Short question: does anyone have any information about what the memory performance of Linq is with large amounts of data? Specifically Linq to Datasets or Linq to Objects.
What is the largest number of records / objects it can handle? What is the memory overheads? Can anyone post some ballpark memory usage figures?
Background
My company interacts with an external database (which shall remain unnamed due to excessive crapness) with very poor performance. It has an ODBC interface that works well for basic SELECTS, but with a few JOINs performance falls off a cliff (and woe to anyone who tries to use OUTER JOINS!).
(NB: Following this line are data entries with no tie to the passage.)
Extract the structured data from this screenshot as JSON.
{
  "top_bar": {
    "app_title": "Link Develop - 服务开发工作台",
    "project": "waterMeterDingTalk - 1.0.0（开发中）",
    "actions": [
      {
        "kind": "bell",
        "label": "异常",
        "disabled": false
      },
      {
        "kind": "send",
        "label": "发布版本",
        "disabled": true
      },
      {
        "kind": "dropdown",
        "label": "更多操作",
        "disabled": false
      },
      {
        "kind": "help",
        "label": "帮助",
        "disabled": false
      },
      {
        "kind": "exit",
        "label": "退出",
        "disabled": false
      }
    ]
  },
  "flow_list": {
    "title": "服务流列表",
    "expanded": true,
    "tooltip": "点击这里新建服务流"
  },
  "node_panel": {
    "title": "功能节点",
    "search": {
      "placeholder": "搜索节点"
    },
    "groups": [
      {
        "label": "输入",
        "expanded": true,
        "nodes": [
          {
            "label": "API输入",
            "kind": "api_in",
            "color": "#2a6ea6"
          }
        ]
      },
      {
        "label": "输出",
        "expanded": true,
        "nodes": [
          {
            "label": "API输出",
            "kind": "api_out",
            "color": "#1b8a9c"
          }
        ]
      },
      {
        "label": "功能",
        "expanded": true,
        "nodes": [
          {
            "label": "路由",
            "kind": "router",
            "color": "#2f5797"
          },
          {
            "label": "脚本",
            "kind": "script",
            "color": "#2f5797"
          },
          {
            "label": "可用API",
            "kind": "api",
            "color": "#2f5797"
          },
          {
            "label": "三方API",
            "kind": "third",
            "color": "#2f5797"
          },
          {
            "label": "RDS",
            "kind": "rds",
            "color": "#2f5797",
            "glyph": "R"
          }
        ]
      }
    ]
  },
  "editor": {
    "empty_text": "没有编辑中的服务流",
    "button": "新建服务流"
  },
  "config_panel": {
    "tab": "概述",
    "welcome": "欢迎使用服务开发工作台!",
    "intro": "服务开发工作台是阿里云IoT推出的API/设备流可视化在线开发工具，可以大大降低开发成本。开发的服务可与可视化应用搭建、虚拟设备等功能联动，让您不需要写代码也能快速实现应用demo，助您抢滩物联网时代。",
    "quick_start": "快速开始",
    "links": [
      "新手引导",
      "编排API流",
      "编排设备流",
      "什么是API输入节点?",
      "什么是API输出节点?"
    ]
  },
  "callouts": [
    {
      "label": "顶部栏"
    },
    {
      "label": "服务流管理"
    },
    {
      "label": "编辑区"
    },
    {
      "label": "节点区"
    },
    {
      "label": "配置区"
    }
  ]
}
Previously we've solved this issue by making a copy of the data with SELECT * FROM Table statements into a SQL database and running our queries from SQL. However, we'd like to remove the SQL server from the equation (removing external dependencies).
The solution I have in mind is to do SELECT * FROM Table into some DataSets (or possibly custom objects) and use Linq to do all the queries in memory.
The data we interact with is limited to 2GB in size (and we don't need to load it all up at once, probably only a few hundred MB at maximum). However, I'm worried about seeing the dreaded OutOfMemoryException for larger amounts of data. Hence my question.
The ODBC driver is 32bit, so I can't use a 64bit process (not without piping data between two processes, and I'd prefer to keep the complexity to a minimum). The ODBC driver is read only.
Other comments or suggestions regarding this are welcome too (with the exception of using an embedded database like SQL Compact, that's our plan B if in memory queries aren't feasible).
PS: I am doing some proof of concept benchmarks over the next few days (and I am aware that there will be specifics for my case that will only be known with those benchmarks), but I'd like to see someone has already had experience with this.
Edit: This is going to be deployed using ClickOnce as a Windows Forms app.